As a creative custom publishing company specialising in design and journalism, our bread and butter is in conceptualising, creating and distributing quality communications for our clients.

With more than 20 years’ experience providing professional services to public sector and community-based organisations, we focus on producing professional and clear communications materials that inspire people to become engaged with their communities. And thanks to evolving technology, the ways in which our clients engage with their communities are also evolving, with more online, video, infographic, e-books and digital publishing mixing it up with traditional print deliveries. Add social media into the mix and clients can stay engaged in real time.

So does the emergence of technology tools put pressure on traditional print publications? To some degree, yes, but for the most part, emerging technology offers organisations ways to create wide-ranging collateral that complements their key messages. So rather than focusing on one delivery method for all collateral, organisations target their communities using a variety of different mediums to suit specific messages or outcomes.

For example, digital publishing offers a great way to repackage existing print content or provide add-ons to existing content. It’s also a handy tool if your organisation is producing a lot of news content that has to be turned over quickly or sent to large audiences. Digital publications and e-books (electronic versions of books which are viewed on readers such as Kindle or Kobo) are also handy for not-for-profit organisations that are tapping into overseas audiences and want to save on distribution costs, for example.

When e-books first came onto the scene several years ago, many heralded it as the beginning of the end of print publishing.
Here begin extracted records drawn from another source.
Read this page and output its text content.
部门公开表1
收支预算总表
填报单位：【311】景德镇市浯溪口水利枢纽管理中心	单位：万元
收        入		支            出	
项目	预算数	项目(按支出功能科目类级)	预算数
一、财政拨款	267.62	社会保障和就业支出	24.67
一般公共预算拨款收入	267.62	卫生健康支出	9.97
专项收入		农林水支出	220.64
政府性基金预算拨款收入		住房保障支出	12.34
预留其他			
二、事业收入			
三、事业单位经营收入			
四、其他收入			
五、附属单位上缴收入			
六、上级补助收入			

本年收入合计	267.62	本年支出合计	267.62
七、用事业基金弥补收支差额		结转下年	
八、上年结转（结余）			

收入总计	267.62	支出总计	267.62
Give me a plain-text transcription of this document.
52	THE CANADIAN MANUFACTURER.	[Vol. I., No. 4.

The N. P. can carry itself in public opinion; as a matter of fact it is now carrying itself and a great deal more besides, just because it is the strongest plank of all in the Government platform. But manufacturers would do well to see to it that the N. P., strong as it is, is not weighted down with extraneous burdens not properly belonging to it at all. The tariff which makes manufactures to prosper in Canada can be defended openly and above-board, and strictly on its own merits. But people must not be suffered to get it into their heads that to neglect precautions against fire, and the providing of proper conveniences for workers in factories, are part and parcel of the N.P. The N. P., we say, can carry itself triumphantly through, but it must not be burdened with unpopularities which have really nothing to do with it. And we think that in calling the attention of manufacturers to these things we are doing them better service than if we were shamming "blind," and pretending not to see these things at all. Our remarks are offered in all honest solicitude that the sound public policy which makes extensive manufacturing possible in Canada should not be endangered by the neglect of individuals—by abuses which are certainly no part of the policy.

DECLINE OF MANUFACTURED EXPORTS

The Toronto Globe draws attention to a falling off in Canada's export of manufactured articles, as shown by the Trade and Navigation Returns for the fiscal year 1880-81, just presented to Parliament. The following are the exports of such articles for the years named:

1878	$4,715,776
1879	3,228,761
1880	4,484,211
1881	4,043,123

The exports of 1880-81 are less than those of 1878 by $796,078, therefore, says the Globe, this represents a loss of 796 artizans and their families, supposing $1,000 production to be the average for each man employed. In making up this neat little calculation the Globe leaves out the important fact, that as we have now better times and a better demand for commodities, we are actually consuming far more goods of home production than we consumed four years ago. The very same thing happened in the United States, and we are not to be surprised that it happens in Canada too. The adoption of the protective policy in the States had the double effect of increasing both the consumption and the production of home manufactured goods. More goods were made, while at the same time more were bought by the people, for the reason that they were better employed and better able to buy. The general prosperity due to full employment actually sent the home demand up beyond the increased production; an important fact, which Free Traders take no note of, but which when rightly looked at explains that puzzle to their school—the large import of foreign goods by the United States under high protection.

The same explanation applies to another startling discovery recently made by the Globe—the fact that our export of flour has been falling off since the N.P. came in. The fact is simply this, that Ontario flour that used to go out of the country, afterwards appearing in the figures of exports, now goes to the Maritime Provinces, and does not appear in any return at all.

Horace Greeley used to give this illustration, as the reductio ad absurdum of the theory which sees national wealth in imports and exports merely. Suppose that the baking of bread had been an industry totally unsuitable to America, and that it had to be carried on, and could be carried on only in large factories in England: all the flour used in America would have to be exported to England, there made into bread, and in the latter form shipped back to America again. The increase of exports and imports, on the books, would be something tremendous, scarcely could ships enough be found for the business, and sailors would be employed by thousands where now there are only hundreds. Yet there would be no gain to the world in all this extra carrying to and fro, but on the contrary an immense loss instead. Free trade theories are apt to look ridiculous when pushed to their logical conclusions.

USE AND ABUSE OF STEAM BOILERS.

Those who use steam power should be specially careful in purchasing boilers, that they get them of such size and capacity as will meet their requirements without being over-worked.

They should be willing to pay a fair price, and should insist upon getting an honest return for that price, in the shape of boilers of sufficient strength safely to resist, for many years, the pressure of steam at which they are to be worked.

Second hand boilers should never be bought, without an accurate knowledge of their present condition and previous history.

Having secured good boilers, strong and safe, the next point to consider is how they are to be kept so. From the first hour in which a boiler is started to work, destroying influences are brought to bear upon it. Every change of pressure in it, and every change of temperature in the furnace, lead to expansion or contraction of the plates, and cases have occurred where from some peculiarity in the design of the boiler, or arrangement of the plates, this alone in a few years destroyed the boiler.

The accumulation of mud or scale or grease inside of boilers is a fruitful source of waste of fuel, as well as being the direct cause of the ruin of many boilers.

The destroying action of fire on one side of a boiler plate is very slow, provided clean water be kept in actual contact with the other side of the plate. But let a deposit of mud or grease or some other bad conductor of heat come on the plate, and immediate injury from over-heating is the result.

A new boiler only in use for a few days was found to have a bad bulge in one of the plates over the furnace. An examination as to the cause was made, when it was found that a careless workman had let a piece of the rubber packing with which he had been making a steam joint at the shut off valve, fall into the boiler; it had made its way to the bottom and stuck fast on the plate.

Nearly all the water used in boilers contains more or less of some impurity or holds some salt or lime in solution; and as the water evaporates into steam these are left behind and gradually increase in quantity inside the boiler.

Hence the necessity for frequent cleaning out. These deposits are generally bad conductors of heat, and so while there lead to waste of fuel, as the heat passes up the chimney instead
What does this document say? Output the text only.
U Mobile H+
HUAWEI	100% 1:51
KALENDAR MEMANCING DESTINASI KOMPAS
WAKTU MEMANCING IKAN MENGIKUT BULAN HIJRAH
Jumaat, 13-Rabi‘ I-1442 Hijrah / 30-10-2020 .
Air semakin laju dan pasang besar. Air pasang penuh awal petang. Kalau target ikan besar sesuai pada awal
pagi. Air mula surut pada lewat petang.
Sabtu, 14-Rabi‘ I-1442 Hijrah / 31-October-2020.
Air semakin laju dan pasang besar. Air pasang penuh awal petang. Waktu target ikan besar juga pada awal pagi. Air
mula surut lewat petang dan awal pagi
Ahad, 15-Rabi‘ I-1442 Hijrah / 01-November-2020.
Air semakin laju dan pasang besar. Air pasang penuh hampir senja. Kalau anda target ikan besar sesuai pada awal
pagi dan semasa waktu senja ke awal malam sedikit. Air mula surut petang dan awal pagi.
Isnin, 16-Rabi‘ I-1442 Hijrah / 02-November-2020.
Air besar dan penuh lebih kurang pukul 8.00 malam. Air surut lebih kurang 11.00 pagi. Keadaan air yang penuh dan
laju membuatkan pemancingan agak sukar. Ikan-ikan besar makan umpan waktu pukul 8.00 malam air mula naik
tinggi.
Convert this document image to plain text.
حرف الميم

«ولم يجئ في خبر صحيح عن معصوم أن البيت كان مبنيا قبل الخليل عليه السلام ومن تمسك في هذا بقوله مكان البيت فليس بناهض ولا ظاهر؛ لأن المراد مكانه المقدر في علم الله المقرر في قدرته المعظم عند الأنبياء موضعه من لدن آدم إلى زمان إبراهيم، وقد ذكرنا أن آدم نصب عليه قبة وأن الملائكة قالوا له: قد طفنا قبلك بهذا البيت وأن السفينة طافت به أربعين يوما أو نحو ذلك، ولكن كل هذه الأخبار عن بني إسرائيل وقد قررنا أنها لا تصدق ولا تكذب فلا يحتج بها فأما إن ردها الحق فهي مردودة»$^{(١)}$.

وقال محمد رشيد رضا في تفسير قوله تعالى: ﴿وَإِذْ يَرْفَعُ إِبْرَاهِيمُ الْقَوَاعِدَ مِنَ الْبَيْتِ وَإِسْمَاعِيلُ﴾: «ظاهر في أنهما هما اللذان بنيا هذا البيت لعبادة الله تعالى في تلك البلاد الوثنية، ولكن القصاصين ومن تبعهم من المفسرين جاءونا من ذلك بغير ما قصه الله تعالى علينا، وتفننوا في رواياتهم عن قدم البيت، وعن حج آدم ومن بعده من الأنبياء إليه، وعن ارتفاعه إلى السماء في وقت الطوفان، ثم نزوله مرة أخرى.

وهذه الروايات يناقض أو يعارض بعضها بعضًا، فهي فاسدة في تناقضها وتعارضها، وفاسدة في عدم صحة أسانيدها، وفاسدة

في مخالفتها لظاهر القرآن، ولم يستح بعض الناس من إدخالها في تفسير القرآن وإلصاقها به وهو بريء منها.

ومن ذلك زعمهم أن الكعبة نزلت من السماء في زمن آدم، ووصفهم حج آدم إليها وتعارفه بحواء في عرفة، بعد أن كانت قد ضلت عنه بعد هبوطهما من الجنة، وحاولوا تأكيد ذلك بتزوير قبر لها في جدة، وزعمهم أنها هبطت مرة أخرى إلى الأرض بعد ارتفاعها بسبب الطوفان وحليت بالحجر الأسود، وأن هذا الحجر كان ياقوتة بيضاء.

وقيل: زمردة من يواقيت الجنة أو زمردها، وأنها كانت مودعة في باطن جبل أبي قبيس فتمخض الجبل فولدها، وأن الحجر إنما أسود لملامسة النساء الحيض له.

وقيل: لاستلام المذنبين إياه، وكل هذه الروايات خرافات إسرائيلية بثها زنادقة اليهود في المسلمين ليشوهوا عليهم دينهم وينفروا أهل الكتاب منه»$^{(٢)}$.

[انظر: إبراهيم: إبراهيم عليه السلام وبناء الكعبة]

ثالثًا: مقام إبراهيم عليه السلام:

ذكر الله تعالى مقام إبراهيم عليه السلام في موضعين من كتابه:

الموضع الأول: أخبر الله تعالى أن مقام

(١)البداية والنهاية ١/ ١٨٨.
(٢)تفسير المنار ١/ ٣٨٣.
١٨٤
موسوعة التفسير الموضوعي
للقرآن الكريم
And although there is a growing market for digital publishing—recent stats from the US suggests that although e-book sales have increased 25 per cent in the last few years—they are still a long way behind printed books. Indeed, some stats suggest e-book sales, although growing, aren’t growing as rapidly as predicted, with print still dominating the market.

Forbes recently created the following infographic based on book and ebook sales in the US in 2013:

But these trends aren’t just relevant for books, with magazines credited by ProPrint as one of the most “trusted, credible and reliable media channels“. In fact, according to a new engagement metric by Enhanced Media Metrics Australia (EMMA), 95% of readers use magazines to find information about the things that interest them or to learn something new, with more than seven out of 10 readers being inspired to do something after reading. 

So it makes sense that when deciding on your communications collateral you should consider how print figures in the mix.

Understandably, the final decision when choosing communications channels usually comes down to cost, particularly for our not-for-profit clients. In the past, cost has been a driver towards digital distribution, specifically with costs associated with printing and distribution. But with several print options to consider, from offset to digital and print-on-demand, as well as increasingly competitive print suppliers, you’ll probably find there’s a print option to suit your needs and your budget.

No matter which option you decide on, the key to any successful engagement with your community is quality layout and design coupled with riveting, error-free copy.